Netflix, j’y vais ou j’y vais pas ? Emmanuel Crego (Values.Media)
Historiquement, annonceurs et agences média pointent la nécessité, voire l’obligation, de disposer de metrics fiables et transparentes des audiences aussi bien sur le linéaire qu’en ligne. Début novembre 2022, Netflix lançait son offre avec publicité. Le service de streaming, à date, ne communique pas ses données d’audience et, pourtant, bon nombre d’annonceurs se ruent sur ses espaces publicitaires… CB News est parti interroger le marché sur ce qui pourrait ressembler à un étrange paradoxe. C’est « Le débat CB News » qui débute aujourd’hui. Il proposera ces prochains jours une série d’interviews des parties prenantes. Aujourd’hui, pour débuter : Emmanuel Crego, directeur général de Values.Media.
CB News : Depuis début novembre 2022, Netflix propose une offre avec Publicité. Une bonne nouvelle pour les agences média ?

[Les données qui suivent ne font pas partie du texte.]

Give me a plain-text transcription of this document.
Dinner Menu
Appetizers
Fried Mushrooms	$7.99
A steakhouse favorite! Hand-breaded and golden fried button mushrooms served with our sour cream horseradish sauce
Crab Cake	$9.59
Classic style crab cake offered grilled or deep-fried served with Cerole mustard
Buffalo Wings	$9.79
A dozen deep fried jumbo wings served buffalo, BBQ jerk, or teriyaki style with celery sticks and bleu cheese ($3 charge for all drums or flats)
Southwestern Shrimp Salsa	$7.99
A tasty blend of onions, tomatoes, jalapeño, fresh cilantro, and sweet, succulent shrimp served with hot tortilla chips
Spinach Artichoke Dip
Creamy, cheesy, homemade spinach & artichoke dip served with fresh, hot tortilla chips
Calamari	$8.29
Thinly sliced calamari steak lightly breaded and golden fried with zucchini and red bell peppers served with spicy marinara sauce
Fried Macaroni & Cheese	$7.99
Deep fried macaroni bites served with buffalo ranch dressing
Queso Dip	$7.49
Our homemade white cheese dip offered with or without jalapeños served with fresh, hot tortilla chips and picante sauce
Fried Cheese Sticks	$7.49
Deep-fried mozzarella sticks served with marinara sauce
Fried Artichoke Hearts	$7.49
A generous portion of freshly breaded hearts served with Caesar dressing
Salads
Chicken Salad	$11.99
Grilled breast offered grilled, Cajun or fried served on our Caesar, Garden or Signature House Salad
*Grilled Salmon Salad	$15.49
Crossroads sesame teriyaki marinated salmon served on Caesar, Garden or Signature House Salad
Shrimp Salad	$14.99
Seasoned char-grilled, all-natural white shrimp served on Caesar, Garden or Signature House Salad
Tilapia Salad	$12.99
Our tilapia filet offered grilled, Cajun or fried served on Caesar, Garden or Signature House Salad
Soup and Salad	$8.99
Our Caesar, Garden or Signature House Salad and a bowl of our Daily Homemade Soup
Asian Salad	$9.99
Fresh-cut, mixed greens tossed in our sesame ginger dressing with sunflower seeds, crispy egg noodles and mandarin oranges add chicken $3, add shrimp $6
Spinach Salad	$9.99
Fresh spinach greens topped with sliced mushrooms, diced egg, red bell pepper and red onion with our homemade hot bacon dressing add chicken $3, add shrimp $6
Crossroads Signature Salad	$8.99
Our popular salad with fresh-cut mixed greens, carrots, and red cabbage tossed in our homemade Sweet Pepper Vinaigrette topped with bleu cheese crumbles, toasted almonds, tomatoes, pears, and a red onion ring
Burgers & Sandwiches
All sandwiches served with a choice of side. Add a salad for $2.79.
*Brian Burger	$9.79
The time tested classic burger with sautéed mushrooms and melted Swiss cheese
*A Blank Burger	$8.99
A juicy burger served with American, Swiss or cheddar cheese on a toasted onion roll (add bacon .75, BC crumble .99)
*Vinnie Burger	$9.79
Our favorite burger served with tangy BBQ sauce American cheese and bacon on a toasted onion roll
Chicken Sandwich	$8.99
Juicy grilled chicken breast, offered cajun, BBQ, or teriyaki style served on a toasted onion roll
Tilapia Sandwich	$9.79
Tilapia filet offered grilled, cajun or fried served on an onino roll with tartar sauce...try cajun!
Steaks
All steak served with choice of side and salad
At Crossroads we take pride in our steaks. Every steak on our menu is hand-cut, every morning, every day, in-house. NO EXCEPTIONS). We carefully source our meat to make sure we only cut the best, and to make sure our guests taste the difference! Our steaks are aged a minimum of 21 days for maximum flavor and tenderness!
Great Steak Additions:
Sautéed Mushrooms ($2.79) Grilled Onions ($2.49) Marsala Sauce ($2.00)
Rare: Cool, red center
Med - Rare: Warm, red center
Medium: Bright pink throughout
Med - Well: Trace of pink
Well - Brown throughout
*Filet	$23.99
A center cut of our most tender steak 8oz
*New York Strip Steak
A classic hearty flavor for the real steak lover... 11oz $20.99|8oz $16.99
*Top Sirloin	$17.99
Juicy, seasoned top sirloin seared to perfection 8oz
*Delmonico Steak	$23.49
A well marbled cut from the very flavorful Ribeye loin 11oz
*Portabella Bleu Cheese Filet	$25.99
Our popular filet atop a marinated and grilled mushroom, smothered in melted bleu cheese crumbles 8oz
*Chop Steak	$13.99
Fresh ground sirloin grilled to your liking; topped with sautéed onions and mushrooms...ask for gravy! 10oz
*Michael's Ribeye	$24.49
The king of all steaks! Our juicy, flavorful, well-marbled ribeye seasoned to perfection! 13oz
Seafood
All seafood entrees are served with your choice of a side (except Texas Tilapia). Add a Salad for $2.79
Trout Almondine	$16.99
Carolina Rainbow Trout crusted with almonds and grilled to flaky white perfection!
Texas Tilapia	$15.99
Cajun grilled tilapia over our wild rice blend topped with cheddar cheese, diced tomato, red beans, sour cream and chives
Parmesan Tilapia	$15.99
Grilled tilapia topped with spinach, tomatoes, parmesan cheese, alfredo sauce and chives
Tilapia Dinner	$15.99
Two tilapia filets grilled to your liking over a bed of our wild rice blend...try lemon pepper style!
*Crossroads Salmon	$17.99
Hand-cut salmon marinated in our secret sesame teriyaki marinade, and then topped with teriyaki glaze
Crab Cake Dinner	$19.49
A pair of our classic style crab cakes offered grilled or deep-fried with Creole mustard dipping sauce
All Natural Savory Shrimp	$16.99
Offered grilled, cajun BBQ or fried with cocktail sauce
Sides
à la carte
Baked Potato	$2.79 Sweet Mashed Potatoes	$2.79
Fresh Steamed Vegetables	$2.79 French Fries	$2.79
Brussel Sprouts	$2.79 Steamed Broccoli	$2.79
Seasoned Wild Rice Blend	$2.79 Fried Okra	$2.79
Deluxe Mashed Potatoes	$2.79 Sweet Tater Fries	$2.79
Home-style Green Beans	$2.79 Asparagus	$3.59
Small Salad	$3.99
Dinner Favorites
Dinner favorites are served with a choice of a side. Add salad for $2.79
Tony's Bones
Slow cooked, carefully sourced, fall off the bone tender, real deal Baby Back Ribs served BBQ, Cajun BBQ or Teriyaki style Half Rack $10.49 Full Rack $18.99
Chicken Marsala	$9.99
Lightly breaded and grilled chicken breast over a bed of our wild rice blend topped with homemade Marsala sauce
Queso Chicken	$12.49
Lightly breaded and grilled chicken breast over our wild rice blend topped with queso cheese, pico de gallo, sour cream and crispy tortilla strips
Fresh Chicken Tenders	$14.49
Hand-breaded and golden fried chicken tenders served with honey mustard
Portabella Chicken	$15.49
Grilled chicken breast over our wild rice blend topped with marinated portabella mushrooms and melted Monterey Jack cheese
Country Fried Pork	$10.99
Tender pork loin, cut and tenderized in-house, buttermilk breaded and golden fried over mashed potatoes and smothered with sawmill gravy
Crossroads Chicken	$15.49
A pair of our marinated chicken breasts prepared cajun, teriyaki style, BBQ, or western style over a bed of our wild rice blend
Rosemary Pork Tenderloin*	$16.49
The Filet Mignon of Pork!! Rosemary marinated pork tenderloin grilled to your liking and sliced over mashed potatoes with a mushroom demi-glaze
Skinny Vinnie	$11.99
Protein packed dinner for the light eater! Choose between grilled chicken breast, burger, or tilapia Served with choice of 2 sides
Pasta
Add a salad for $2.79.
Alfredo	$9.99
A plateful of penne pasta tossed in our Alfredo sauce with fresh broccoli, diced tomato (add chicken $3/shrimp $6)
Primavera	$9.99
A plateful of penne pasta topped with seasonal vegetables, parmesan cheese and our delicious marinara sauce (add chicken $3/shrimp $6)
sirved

Emmanuel Crego : L’arrivée sur le marché publicitaire TV d’un acteur avec une promesse de solutions de ciblage étendues, de contenus de qualité et de reach conséquent (Netflix revendique 10 millions d’abonnés à son offre payante en France), est une opportunité potentiellement intéressante pour les annonceurs. Donc oui, c’est une bonne nouvelle à l’heure où la consommation de la TV se délinéarise rapidement.
Cependant il est encore un peu tôt pour voir l’ampleur de l’adoption de cette nouvelle offre de la part des français ainsi que le profil de ses utilisateurs, ce qui déterminera la part à allouer (ou non) à Netflix dans les plans TV. Je fais confiance à Netflix sur ses capacités de ciblage, il y aura une montée en charge progressive mais rapide courant 2023 de ces critères. Reste enfin un CPM trop élevé pour le moment, déconnecté de la réalité du marché TV et Vidéo en France. Mais avec le développement d’un volume publicitaire, il y aura sûrement plus de souplesse dans sa commercialisation rapidement, ce qui rejoint la question du potentiel de parc d’abonnés « à terme »…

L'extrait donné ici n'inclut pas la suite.